MONDAY 23 APR 2018 3:00 PM


London has always been a city of contrasts. Extreme wealth exists metres away from extreme poverty; extreme diversity caters to the city’s heterogeneity. Now, in a city of over seven million people, the biggest contrast of all is projected to emerge.

According to a report by London-based urban think tank Centre for London, the capital’s workforce must prepare for a future driven largely by automation. ‘Human Capital: Disruption, Opportunity and Resilience in London’s Workforce’ was published in April 2018 by Centre for London researchers Benjamin Kulka and Richard Brown. It highlights how, while disrupting the traditionally people-driven economy across London and its industry sectors, adopting an automated future will change the way business is conducted.

However, how well London’s population and commuters adapt to this emerging contrast is in the hands of London’s employers – and specifically, communicators.

Supported by and produced in association with global professional services firm EY, the report focuses on the effect of automation on London’s main sectors. Drawing on original US research methodology by economist Carl Benedikt Frey and machine learning researcher Michael Osborne, UK occupational classifications are applied to London’s workforce. Data from the UK-based Office for National Statistic (ONS) data showing employment by occupation (SOC 2010) and by industry (SIC 2007) then developed the complete ‘Human Capital’ report.

For employees across many organisations just the word ‘automation’ triggers alarm bells. It is true, point out Kulka and Brown, that consequences of automation such as wage stagnation and loss of population diversity through Brexit might put pressure on an unskilled, unprepared workforce. “It is worth noting,” says the report, “that the three sectors most dependent on EU workers – construction, accommodation and food, and administrative and support services – are also among those with the highest potential for automation.”

However, associated as it is with a robotic future and loss of employment, Frey and Osborne’s methodological timeframe of 20 years highlights the provisions which will emerge to mitigate any potential loss of earnings due to automation – as well as the huge potential for the London-based workforce to embrace a new, automated future.

The report says, “Technological change will create new jobs as well as replacing labour by automating existing jobs.
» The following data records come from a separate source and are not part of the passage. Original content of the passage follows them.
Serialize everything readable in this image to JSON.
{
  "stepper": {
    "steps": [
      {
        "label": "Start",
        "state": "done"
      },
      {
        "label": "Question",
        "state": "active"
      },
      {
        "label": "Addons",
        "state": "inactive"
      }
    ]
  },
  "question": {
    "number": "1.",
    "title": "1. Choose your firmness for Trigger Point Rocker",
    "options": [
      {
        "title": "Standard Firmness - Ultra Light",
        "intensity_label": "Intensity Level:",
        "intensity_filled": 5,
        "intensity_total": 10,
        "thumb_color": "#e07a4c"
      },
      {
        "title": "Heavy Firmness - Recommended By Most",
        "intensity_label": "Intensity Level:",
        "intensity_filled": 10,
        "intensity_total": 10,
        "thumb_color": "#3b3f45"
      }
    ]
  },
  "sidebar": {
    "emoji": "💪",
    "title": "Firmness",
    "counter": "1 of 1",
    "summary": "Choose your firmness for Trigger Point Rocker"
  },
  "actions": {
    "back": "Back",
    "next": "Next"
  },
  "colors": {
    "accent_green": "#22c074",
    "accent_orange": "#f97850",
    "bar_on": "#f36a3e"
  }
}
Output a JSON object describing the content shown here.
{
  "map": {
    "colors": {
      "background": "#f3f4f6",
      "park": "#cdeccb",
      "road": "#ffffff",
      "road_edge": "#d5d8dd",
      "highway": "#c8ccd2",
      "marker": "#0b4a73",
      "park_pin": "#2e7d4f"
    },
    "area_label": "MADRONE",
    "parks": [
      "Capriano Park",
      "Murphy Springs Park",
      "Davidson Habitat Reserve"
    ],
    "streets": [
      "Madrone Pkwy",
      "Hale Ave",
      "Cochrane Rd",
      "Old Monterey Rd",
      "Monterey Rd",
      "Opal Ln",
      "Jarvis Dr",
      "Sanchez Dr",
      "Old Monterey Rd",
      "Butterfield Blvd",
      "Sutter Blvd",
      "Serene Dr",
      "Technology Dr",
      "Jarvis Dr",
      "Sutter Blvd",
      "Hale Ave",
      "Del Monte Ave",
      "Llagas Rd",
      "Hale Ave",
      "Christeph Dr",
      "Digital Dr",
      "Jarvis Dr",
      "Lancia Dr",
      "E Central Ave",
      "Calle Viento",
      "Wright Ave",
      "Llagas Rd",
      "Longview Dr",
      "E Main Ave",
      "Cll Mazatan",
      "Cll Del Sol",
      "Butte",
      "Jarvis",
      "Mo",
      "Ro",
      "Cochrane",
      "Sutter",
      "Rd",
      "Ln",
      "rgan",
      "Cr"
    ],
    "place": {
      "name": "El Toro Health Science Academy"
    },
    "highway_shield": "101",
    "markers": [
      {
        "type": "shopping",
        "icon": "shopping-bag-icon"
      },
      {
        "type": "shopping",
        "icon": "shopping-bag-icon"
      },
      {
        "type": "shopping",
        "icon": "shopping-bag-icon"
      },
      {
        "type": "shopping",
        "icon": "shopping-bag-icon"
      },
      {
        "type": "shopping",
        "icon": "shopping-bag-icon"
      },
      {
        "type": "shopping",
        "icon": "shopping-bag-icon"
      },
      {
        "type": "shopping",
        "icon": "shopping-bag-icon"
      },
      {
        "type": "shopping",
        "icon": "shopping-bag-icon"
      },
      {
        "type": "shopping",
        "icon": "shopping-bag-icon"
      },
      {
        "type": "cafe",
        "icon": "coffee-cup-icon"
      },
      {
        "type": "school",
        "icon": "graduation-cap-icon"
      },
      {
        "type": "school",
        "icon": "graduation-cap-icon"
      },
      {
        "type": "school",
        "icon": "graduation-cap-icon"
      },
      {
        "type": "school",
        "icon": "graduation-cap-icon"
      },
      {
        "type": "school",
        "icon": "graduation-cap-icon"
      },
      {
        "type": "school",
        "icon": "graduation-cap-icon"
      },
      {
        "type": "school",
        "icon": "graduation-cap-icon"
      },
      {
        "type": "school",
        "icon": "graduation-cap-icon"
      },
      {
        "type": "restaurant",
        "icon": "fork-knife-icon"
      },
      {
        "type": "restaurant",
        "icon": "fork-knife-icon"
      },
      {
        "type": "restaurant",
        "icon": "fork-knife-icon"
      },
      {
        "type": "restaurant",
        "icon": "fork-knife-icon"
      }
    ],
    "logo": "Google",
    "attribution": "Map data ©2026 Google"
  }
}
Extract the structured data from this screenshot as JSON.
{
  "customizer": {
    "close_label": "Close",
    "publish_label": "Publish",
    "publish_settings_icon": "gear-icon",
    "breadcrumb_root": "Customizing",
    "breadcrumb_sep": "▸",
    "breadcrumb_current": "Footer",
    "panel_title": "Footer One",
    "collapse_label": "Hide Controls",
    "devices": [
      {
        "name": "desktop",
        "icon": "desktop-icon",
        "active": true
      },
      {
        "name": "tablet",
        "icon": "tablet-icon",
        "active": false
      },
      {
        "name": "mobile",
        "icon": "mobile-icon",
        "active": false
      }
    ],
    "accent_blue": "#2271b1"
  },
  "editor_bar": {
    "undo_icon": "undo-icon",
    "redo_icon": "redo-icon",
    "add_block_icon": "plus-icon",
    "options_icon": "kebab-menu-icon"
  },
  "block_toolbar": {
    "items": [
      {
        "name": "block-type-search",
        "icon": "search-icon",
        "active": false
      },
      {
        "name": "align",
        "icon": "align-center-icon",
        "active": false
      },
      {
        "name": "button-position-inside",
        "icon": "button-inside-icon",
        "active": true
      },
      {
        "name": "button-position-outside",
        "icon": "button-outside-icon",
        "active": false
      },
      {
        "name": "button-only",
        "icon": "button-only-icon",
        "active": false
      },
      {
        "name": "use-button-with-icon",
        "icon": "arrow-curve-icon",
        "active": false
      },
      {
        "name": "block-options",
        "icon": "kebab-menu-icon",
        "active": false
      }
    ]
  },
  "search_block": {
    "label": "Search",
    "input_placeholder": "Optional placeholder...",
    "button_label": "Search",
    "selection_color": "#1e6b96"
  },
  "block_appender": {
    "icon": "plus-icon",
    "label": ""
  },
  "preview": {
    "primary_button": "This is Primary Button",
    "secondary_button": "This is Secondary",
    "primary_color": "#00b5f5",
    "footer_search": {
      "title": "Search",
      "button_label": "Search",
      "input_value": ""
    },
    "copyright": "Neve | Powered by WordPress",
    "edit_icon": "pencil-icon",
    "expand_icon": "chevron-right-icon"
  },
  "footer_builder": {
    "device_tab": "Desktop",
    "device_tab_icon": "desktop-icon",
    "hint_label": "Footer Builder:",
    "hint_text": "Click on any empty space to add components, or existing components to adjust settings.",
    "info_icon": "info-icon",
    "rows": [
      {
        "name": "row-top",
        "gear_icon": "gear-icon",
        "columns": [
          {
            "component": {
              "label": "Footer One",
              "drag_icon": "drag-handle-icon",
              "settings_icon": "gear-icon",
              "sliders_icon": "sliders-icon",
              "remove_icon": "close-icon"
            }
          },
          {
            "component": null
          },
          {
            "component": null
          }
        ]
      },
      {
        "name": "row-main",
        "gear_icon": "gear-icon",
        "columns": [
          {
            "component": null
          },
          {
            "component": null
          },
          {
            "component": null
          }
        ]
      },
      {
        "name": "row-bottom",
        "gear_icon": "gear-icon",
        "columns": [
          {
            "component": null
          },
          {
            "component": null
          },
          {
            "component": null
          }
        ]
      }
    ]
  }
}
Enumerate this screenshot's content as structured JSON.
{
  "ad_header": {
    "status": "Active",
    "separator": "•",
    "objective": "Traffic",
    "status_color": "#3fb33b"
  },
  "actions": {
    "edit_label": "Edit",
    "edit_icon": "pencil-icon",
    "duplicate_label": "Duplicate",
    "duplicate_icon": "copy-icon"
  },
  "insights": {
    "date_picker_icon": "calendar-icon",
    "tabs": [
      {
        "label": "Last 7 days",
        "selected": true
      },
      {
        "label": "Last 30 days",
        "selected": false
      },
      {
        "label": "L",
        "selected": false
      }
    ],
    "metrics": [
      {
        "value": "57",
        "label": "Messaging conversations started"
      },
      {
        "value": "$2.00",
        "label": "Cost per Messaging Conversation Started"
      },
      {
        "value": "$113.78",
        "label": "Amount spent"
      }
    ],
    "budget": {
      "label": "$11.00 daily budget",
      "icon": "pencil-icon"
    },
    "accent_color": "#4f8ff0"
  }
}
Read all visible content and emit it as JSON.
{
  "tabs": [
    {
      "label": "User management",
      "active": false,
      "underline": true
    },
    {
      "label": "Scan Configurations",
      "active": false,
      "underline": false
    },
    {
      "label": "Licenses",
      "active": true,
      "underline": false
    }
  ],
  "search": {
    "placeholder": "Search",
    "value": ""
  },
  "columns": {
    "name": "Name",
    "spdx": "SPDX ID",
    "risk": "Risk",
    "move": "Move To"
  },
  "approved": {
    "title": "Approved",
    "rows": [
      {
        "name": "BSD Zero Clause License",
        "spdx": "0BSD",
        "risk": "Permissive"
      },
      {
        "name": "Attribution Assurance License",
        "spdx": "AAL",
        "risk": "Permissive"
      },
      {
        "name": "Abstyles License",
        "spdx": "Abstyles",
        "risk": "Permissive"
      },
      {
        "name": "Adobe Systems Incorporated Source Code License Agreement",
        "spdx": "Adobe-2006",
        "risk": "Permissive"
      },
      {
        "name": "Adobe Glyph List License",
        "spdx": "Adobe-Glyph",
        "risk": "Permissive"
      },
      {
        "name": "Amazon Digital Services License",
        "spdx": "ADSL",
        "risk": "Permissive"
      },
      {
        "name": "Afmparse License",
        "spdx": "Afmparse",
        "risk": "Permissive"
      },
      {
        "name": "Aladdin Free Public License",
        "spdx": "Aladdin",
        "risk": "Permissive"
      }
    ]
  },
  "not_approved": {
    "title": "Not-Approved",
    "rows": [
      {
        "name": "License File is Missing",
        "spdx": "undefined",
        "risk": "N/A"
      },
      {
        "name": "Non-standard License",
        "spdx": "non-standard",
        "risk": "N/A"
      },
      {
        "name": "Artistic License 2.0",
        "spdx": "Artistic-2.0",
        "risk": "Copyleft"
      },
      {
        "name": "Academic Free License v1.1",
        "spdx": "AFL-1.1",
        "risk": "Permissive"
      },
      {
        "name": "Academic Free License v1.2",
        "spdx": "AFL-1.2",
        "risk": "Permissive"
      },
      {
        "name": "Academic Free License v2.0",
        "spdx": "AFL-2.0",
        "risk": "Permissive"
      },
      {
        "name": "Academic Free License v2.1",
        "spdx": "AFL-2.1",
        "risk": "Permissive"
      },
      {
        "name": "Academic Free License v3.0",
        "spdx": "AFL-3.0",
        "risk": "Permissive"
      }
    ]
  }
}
New jobs will emerge in professions involved in the process of automation and digitalisation itself (for example in coding and development); from additional demand for services that are made more productive (such as financial advice); and from new products and services that are enabled by automation and increases in productivity (e.g. demand-responsive mass transit systems.”

The report also suggests that London in comparison to other European cities is in fact well-placed to adapt to the uncertain future presented by increased automation. Specialisation is widespread compared to other areas of the UK, with employees in sectors such as food service and retail continually adapting processes according to algorithmic methods. “Big data – the production and analysis of large data sets – and improved pattern recognition technology has made such tasks much more well defined as problems, and more capable of automation,” says Kulka and Brown. “Additionally, machine learning allows a computer to take on elements of nonroutine cognitive work, like programming itself.”

Further, automation can reduce human-led unconscious bias while offering the ability to process large data sets in a fraction of the time taken by a person. In the context of global political and technological shift, these advantages should be welcomed and used by communicators to highlight where automation is providing better results for business and employees. And in the context of an already rapidly shifting economy, and for organisations already predicted to experience structural change, perhaps automation will not be as big a shock as perhaps anticipated.

“From many perspectives, automation should be welcomed,” says the report. “It has the potential to improve productivity, create new economic opportunities and free workers from the drudgery of routine production.”

However, it is not just automation with the potential to permanently influence London’s workforce. The potential consequences of Brexit, and wage pressures due to the high cost of living, are cited in the Centre for London’s report as factors contributing to the need for a futureproof communications strategy for business across all sectors. A loss of productivity would undoubtedly negatively impact the wider UK – with the capital alone generating £400 bn per year, it is crucial that London’s economy remain robust and adaptable to change.